I don’t have much more to say, but it is reprinted here:
I have been using Amazon since before I became a librarian to inform me about books. I think it mostly does a good job. It is pretty easy to tell if someone’s personal friends or enemies have written a review.
They also reprint the professional reviews if they are available, so why go to some other source to read them? I only use the “professional” literature if there is no information on Amazon.
That said, I take them with a grain of salt. I read the negative and the positive reviews. Sometimes they are irrelevant and it is clear from the review. (Example – I hate this publisher/seller so I am rating the book down but liked it anyway)
I think that public reviews tell me what the “people” like. Professional reviews are good, but lots of really great literature is unpopular reading.
One thing is that these are Reviewers and not Critics. Professional librarians are Critics, but the masses are Reviewers. In one of his books, Spider Robinson quoted this (from someone else) difference: “Critics tell me whether a book is “Art”, but Reviewers tell me whether it’s damn good to read.” This is the power and beauty of Amazon.
It’s clear from social media that people trust friends and family more than anonymous professional critics, and Amazon is a sterling early example of this.
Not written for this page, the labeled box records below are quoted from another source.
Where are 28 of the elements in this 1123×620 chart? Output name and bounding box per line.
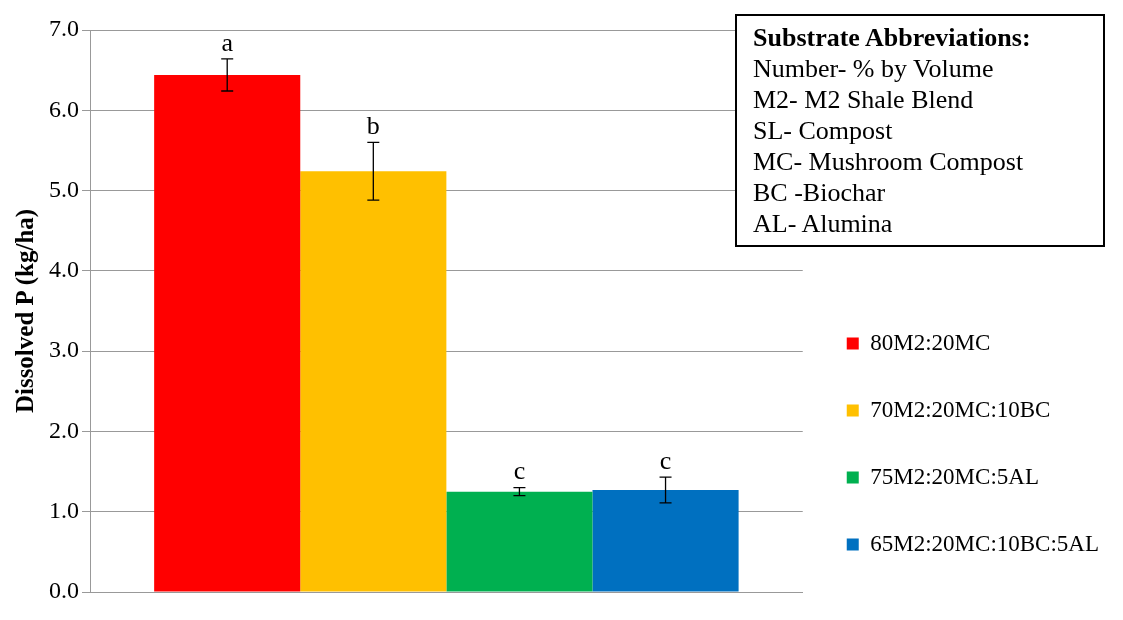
legend-label: 70M2:20MC:10BC bbox=[870, 396, 1051, 422]
annotation: BC -Biochar bbox=[753, 177, 887, 208]
bar bbox=[592, 490, 739, 592]
y-tick-label: 4.0 bbox=[49, 256, 79, 283]
annotation: AL- Alumina bbox=[753, 208, 894, 239]
annotation: c bbox=[659, 446, 672, 476]
annotation: MC- Mushroom Compost bbox=[753, 146, 1025, 177]
bar bbox=[154, 74, 301, 592]
annotation: b bbox=[366, 111, 380, 141]
legend-label: 65M2:20MC:10BC:5AL bbox=[870, 530, 1100, 556]
bar bbox=[300, 171, 447, 592]
annotation: Substrate Abbreviations: bbox=[753, 22, 1032, 53]
y-tick-label: 7.0 bbox=[49, 15, 79, 42]
y-tick-label: 1.0 bbox=[49, 497, 79, 524]
bar bbox=[446, 491, 593, 592]
annotation: SL- Compost bbox=[753, 115, 894, 146]
annotation: Number- % by Volume bbox=[753, 53, 995, 84]
annotation: c bbox=[513, 456, 526, 486]
y-tick-label: 0.0 bbox=[49, 577, 79, 604]
y-tick-label: 6.0 bbox=[49, 95, 79, 122]
legend-label: 75M2:20MC:5AL bbox=[870, 463, 1039, 489]
y-axis-title: Dissolved P (kg/ha) bbox=[11, 208, 40, 414]
legend-label: 80M2:20MC bbox=[870, 329, 991, 355]
y-tick-label: 5.0 bbox=[49, 175, 79, 202]
annotation: M2- M2 Shale Blend bbox=[753, 84, 975, 115]
annotation: a bbox=[221, 27, 234, 57]
y-tick-label: 3.0 bbox=[49, 336, 79, 363]
y-tick-label: 2.0 bbox=[49, 416, 79, 443]
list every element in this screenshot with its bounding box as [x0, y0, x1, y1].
Also, why are publishers and bloggers doing all the prominent work on reviewing books and getting adults & young adults to read more? I follow several small scifi/fantasy publishers’ blogs and the io9.com scifi blog. Io9 does book reviews all the time and they are running monthly book clubs. They are part of Gawker media and get millions of page hits. Let me repeat: they are running monthly book clubs and review books all the time. And people are reading them every week.
On Booklist: who besides a librarian has even heard of it? The average non-librarian probably doesn’t even realize the local library can provide them with recommendations.
The OPAC – lots of people have been writing about how “bad” they are. Lots of people are scared of RDA and FRBR. But if I were your average citizen and compared my library’s OPAC book info to Amazon ->no comparison. I would walk out of the library and not come back.